A socialist and a libertarian capitalist are arguing about income inequality in the UK:
S: "Allowing some people to earn many millions of pounds every year is wrong. And, as in the example of private equity fat-cats, paying a smaller proportion of their huge incomes in tax than a cleaner? A menial labourer pays more on every pound of his £15 k salary he earns than a guy earning £1 million? This cannot be justified! I propose a "maximum salary" (as suggested today on Guardian Unlimited's CiF...) - people can only earn a maximum of 100 times the average income (around £1.7 million in the UK) and can only accumulate an estate 50 times this amount! The excess should be paid in tax or given to charity!"
LC: "Why? It's not as if central government gave these people that money - why should it be theirs to take? Wealthy people like Bill Gates, JK Rowling, Robert Dyson etc have contributed to the richness and diversity of the world we live in, should they not be rewarded?"
S: "Overcharging for a second-rate OS, writing overhyped children's books and designing a better vacuum cleaner? Anyway - giving excess income to charity should be mandatory, but which charity you pay into shouldn't be. Then you would be able to choose the reward for your labours: which particular way to make the world a better place. Anyway: "central government" provide the basic infrastructure and commons that allows the free market to exist, also recall that "central government" is democratically elected by a majority (or at least a plurality) of voters."
LC: "That's actually a good point about choosing which charity to give you excess to. Maybe Diab is right, but it still feels like an imposition to me - what happens if the wealth is inherited?"
S: "I guess in this case inherited wealth would also be limited."
LC: "Right, so what about genetic characteristics? What if someone is more intelligent due to the activation of a particular gene that enhances the early development of the hippocampus?"
S: "That would be the part of the brain that controls spacial mapping and influences mathematical understanding?"

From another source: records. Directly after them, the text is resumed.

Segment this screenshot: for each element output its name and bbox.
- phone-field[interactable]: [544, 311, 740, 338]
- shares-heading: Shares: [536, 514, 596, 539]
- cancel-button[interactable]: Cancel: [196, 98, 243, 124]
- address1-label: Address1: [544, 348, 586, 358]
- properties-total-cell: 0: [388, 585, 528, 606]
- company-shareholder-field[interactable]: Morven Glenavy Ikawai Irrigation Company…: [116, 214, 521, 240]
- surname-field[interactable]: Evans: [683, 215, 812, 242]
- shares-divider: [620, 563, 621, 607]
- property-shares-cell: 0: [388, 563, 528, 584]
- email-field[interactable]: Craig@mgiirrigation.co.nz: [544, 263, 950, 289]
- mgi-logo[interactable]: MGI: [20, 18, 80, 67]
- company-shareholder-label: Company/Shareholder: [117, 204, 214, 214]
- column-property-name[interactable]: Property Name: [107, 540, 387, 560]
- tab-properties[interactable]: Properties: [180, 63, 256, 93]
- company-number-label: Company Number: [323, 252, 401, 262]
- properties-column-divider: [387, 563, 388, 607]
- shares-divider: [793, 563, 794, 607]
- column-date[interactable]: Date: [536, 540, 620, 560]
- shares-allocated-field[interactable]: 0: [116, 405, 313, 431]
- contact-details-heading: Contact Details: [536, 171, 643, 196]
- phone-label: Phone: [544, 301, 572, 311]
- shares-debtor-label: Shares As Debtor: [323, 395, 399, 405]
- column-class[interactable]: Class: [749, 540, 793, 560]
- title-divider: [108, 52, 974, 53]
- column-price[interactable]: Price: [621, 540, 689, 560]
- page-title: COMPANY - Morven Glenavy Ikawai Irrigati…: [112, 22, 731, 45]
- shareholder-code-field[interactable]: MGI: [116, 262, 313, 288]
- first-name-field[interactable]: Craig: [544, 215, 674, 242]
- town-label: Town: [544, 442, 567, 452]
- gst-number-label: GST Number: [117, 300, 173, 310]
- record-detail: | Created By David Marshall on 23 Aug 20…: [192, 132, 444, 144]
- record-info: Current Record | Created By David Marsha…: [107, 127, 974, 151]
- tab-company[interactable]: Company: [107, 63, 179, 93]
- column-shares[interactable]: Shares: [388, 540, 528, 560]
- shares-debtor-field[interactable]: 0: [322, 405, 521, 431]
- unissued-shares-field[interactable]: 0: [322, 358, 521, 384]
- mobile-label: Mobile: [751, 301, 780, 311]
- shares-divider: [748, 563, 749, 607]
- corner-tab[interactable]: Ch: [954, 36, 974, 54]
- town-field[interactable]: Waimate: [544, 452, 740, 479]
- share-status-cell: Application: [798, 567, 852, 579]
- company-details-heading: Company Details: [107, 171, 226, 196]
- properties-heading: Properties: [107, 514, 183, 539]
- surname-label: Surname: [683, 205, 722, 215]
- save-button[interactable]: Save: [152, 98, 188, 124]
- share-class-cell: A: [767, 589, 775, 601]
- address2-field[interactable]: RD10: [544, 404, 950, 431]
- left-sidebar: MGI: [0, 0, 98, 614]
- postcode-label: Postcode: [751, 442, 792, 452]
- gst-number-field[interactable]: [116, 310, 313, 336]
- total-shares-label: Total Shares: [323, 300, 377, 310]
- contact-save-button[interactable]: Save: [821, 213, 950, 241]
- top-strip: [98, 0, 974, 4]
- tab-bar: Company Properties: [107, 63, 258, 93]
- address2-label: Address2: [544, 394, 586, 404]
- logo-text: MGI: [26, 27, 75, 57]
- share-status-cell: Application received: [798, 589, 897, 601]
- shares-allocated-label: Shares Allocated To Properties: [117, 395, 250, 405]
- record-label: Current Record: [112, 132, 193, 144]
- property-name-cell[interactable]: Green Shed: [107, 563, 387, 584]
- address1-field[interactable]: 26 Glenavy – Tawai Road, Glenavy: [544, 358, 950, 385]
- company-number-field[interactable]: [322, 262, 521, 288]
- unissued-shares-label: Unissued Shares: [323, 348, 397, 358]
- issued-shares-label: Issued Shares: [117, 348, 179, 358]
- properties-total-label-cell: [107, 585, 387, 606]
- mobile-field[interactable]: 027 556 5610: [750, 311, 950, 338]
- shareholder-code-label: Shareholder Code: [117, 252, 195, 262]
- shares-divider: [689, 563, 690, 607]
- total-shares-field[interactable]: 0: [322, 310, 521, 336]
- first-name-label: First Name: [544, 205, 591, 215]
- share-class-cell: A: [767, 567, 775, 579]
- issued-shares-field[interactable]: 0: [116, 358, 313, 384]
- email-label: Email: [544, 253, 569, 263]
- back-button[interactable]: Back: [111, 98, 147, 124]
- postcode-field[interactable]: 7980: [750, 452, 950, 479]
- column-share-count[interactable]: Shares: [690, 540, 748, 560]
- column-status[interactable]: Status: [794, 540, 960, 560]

LC: "Right, so how do you redistribute genetically inherited traits?"
S: "First off: wealth is not a genetic trait. I would quote "each according to their ability to each according to their needs but we both know that's a broken idea anyway..."
S: "Secondly the "elite" would still have a (crude) reason to create wealth, beauty, and help people - they could choose how the excess money they spend is spent. They just have to give it to a charity. They could even make their own charity I guess."
LC: "I still think that an "upper limit" on wealth is an area the government shouldn't legislate on. It's like capital punishment, the state has no right to murder people, and it has no right to prevent people becoming ludicrously wealthy. Also, if charity becomes compulsory, it will be less valued generally - it will become just another tax. I also don't think a few extremely wealthy people are a problem, inequality should be solved by increasing the wealth of the people at the bottom by encouraging them to aspire, rather than handing them cash confiscated from the very wealthy."
S: "The problem is that in many cases the people at the bottom of the income scales are there simply because of circumstances beyond their control, like intelligence - a concept I am not entirely comfortable with - but nevertheless there are differences in people's ability to comprehend, visualise, and affect their environment, it is beholden on those who can do so to help those who can't, or at least ensure they are happy."
LC: "Well I can agree with that - I would do so by encouraging aspiration and demolishing the class system - why should a lawyer be considered any more worthy than a plumber? Both perform essential tasks but the former is still thought of as being intagibly "better" - I hesitate to attempt any sort of social engineering, but entrenched class prestige isn't helping anything."
And so on.
I don't personally agree with Diab that there should be a super super tax on the uber-wealthy. There is an article (subscription required) in this week's issue of Prospect magazine on taxing the wealthy. It quotes the eminently sensible comment of Jean-Baptiste Colbert that taxation is the art of "extracting from the goose the maximum amount of feathers with the minimum amount of hissing".
Another intriquing nugget in the article was that for several years the proportion of GDP taken as tax has remained constant at around 37% for several years.
I doubt very much that the kind of super super tax proposed by Diab will be implemented any time soon. And I do believe that the current hysteria concentrates on the rich, when it should be concentrating on the poor - the scandal is that the income of poor people has not increased in the same way as the income of the richest people.